Item 1.01 Entry into a Material Definitive Agreement.
Business Combination Agreement
Business Combination
and Consideration
On May 25, 2021, PTK Acquisition Corp., a Delaware corporation (PTK), entered into a business
combination agreement (as it may be amended, supplemented or otherwise modified from time to time, the Business Combination Agreement) with Valens Semiconductor Ltd., a limited liability company organized under the laws of the
State of Israel (Valens) and Valens Merger Sub, Inc., a Delaware corporation and wholly owned subsidiary of Valens (Merger Sub). Pursuant to the Business Combination Agreement, Merger Sub will merge with and
into PTK (the Business Combination), with PTK surviving the Business Combination as a wholly-owned subsidiary of Valens.

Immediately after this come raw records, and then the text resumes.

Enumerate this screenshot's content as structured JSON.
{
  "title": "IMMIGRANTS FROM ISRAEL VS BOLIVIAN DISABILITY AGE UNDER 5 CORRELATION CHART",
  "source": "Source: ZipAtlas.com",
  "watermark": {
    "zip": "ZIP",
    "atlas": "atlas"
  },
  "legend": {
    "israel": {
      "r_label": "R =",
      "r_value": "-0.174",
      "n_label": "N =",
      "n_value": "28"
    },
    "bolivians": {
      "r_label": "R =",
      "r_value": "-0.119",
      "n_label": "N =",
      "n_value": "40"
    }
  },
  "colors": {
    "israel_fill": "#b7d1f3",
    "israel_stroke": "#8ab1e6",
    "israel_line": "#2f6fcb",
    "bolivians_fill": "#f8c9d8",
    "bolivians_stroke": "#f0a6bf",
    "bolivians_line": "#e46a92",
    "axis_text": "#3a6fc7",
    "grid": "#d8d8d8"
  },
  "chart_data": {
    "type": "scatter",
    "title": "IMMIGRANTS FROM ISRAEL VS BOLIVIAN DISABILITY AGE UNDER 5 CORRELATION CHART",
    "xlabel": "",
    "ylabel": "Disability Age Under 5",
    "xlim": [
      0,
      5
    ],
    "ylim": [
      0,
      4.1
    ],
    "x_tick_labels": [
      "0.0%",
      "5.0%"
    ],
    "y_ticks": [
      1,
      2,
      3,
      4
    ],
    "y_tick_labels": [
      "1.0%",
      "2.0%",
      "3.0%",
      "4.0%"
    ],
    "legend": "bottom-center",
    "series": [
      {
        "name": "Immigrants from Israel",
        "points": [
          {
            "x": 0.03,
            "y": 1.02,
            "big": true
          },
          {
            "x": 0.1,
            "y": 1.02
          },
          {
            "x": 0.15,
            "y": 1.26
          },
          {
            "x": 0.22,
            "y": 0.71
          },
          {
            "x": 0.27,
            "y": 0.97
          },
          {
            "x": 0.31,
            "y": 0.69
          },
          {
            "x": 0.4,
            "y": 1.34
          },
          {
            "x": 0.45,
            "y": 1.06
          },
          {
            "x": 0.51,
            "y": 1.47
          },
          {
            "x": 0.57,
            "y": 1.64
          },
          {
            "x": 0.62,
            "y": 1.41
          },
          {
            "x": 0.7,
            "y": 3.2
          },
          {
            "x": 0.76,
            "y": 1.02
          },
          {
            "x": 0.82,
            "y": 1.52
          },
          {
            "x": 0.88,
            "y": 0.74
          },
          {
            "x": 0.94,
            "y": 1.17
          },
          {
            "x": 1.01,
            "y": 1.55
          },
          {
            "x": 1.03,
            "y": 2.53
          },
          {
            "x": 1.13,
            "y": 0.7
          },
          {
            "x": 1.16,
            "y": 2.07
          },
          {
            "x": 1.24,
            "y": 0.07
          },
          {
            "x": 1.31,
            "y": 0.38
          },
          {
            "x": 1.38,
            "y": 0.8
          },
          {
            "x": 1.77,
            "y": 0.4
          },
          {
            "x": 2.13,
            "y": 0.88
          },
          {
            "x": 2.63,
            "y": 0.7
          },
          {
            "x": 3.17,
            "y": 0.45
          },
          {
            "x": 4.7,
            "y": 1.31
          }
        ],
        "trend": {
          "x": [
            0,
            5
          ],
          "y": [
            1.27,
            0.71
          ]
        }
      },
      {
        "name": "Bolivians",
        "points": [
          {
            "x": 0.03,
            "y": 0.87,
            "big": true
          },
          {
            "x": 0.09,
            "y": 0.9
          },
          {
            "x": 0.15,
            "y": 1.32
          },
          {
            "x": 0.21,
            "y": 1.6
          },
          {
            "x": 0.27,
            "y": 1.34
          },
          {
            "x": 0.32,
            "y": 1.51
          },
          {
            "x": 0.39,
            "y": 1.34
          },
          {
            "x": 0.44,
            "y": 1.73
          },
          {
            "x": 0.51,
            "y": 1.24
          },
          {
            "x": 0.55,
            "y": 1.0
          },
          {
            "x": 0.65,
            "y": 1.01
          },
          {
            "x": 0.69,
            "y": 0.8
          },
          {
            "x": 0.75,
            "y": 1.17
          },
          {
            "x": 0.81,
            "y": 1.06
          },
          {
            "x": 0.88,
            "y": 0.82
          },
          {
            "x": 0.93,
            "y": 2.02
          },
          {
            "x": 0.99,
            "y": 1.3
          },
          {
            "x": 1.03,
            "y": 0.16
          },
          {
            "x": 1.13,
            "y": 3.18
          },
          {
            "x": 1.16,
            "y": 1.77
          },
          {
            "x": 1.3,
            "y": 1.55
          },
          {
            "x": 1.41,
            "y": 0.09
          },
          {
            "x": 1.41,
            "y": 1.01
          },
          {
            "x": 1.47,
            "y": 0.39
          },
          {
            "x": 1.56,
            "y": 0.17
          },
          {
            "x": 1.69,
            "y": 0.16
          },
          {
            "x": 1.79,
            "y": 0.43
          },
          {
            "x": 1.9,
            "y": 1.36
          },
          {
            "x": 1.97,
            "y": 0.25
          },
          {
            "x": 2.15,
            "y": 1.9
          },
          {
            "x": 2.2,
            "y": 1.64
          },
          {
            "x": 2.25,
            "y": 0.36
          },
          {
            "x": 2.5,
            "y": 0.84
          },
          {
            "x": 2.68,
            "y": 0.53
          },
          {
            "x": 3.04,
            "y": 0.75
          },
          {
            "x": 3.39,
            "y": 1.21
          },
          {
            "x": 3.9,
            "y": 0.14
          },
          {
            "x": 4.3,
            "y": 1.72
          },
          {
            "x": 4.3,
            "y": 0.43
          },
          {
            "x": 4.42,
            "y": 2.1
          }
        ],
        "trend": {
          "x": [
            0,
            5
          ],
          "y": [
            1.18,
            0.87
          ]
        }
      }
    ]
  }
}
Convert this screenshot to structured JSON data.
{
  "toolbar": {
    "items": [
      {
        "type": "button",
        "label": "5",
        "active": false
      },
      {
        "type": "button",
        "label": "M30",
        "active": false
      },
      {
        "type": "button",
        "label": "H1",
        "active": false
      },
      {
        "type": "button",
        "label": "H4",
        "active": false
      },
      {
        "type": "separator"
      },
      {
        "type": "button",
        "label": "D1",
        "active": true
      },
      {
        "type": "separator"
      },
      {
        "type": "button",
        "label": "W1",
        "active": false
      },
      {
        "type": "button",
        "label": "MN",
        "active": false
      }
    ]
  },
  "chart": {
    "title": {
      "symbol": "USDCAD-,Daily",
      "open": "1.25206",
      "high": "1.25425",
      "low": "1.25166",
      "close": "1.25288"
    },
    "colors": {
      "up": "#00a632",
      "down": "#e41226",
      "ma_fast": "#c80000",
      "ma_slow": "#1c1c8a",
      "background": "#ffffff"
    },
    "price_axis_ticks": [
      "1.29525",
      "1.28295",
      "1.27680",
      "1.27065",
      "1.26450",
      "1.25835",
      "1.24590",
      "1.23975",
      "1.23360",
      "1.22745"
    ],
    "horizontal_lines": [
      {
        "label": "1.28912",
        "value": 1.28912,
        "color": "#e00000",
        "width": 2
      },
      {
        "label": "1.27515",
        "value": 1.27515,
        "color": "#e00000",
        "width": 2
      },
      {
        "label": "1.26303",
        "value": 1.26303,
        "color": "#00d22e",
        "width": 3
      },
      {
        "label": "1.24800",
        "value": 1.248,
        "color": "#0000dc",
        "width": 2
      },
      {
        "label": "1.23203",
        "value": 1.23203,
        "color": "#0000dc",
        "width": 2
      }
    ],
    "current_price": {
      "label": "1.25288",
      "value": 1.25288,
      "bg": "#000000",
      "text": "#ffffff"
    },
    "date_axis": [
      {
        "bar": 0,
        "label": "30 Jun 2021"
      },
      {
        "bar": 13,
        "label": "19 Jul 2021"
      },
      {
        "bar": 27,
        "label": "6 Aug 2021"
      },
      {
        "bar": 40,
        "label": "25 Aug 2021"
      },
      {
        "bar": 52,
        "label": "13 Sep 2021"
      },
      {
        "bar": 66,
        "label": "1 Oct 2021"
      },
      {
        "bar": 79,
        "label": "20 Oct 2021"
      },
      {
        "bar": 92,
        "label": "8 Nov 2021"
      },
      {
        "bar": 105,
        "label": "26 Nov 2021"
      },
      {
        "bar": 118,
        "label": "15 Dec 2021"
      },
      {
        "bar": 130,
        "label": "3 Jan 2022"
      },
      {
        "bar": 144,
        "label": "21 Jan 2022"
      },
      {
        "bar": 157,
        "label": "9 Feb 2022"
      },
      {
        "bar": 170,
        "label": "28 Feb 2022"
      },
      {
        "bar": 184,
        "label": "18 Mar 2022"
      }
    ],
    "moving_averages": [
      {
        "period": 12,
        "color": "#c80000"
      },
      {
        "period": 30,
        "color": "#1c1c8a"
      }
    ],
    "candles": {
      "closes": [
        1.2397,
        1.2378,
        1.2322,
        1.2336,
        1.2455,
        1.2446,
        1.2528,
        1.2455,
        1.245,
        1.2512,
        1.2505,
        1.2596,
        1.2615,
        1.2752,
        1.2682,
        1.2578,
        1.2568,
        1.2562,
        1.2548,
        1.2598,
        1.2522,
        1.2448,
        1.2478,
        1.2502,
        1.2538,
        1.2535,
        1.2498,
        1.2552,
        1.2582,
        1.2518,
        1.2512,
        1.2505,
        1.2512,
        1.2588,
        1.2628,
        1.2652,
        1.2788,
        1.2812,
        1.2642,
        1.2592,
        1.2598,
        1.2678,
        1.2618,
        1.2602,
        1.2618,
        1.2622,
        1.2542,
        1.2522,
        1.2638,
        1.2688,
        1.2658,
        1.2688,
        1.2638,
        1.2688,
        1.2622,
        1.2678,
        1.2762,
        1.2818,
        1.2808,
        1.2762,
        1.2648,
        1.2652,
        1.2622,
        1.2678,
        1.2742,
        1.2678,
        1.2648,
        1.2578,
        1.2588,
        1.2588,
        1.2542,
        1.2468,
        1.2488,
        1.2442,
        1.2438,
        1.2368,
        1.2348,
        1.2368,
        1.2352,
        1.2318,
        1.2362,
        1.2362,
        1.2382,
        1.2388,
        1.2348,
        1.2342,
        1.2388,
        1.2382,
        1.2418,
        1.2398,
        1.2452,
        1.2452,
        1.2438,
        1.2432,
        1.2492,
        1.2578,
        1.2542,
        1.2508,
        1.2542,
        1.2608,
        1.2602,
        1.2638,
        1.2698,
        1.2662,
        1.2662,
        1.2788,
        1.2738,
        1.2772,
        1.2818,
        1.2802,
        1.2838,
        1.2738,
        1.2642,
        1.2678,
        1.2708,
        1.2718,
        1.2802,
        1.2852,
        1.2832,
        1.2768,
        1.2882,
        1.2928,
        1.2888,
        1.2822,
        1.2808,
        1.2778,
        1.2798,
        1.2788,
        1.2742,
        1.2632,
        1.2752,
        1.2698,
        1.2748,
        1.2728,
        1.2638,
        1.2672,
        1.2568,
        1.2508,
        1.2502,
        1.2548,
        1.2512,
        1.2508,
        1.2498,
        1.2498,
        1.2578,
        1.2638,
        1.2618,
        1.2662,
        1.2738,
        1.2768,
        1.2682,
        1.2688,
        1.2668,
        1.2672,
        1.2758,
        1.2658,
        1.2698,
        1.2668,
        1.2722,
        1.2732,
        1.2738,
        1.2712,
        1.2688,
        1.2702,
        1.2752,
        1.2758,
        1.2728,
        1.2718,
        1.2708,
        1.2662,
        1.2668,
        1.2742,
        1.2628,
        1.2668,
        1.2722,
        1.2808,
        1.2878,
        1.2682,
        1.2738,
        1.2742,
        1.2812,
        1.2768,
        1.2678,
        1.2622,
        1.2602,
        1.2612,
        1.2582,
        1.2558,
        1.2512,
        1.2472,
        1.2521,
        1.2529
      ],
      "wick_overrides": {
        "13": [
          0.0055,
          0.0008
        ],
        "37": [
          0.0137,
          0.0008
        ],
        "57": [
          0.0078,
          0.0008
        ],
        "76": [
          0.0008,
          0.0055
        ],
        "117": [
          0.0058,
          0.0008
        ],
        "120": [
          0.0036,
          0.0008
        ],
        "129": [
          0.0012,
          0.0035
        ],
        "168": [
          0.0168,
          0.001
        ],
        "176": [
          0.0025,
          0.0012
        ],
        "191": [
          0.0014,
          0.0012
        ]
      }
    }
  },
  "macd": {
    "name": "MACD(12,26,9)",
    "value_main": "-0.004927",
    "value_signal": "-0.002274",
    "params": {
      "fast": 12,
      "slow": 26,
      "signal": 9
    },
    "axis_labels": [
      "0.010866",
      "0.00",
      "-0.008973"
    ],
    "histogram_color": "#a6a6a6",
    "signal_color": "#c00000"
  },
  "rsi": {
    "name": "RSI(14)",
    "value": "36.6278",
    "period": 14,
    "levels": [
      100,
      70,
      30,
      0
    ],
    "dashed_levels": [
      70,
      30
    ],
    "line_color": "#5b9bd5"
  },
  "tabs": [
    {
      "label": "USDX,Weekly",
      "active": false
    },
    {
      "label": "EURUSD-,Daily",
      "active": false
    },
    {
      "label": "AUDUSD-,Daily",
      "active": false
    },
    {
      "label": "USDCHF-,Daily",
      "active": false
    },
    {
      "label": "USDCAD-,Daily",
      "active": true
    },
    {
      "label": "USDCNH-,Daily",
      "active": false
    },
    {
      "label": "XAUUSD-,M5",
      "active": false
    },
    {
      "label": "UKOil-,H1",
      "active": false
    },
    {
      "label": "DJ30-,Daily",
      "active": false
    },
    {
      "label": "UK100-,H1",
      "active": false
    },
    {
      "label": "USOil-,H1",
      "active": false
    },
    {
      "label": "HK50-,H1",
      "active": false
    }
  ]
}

At the effective time of the Business Combination (the Effective Time), (i) each share of common stock of PTK, par value
$0.0001 per share (other than treasury stock), will be exchanged for one ordinary share of Valens, and (ii) each outstanding warrant of PTK will be assumed by Valens and will become a warrant exercisable for
one-half (1/2) of one ordinary share of Valens (subject to certain adjustments in accordance with the terms of the Business Combination Agreement). Upon consummation of the Business Combination, assuming none
of PTKs public stockholders demand redemption pursuant to PTKs amended and restated certificate of incorporation, the securityholders of Valens and certain members of Valens management will own approximately 78% of the outstanding
ordinary shares of Valens and the securityholders of PTK and the investors purchasing PIPE shares (as described below) will own approximately 22% of the outstanding ordinary shares of Valens.
Prior to the Effective Time, each preferred share of Valens will be converted into one ordinary share of Valens. Immediately following such
preferred share conversation but prior to the Effective Time, Valens intends to effect a reverse stock split of each Valens ordinary share into a number of Valens ordinary shares such that each such ordinary share has an implied value of $10.00 per
share as of an agreed measurement date shortly prior to Closing and based on an agreed equity valuation methodology. In addition, substantially contemporaneously with the Effective Time, Valens will also issue securities pursuant to the Subscription
Agreements, as described in more detail below.
Valens ordinary shares and warrants to be received by PTK Holdings LLC (the
Sponsor) and Valens ordinary shares held by Valenss current equityholders will be subject to the transfer restrictions described below under the heading Registration Rights Agreement.
The Business Combination and related transactions contemplated by the Business Combination Agreement (collectively, the
Transactions) are expected to be consummated in the fall of 2021, subject to the respective prior approvals of the stockholders of PTK and the ordinary and preferred shareholders of Valens, and the fulfillment of certain other
conditions as described in the Business Combination Agreement.
After the consummation of the Transactions, the current officers of Valens
will remain officers of the surviving entity. The size of the board of directors of Valens will initially have a minimum of three and maximum of nine members, with one member of being designated by the Sponsor.
Representations and Warranties
The
Business Combination Agreement contains representations and warranties of the parties, as applicable, relating to, among other things, organization and qualification; capitalization; the authorization, performance and enforceability of the Business
Combination Agreement; financial statements; absence of undisclosed liabilities; governmental actions and filings; permits; material contracts; absence of changes; litigation; compliance with applicable laws; status under the Investment Company Act
of 1940; employee plans; environmental matters; intellectual property; privacy and data security; labor matters; insurance; tax matters; brokers fees; real and personal property; transactions with affiliates; compliance with international
trade and anti-corruption laws; governmental grants; and antitrust matters.
The representations and warranties of the parties contained
in the Business Combination Agreement will terminate and be of no further force and effect as of the closing of the Transactions.
Covenants
The Business Combination Agreement includes customary covenants of the parties with respect to business operations prior to consummation of the
Transactions and efforts to satisfy conditions to the consummation of the Transactions. The Business Combination Agreement also contains additional covenants of the parties, including, among others, covenants providing for PTK and Valens to
cooperate in the preparation of a joint proxy statement/registration statement on Form F-4 (the Registration Statement) required to be prepared and filed with the Securities and Exchange
Commission (SEC) in connection with the Business Combination and for Valens to terminate certain existing investor rights agreements with its securityholders.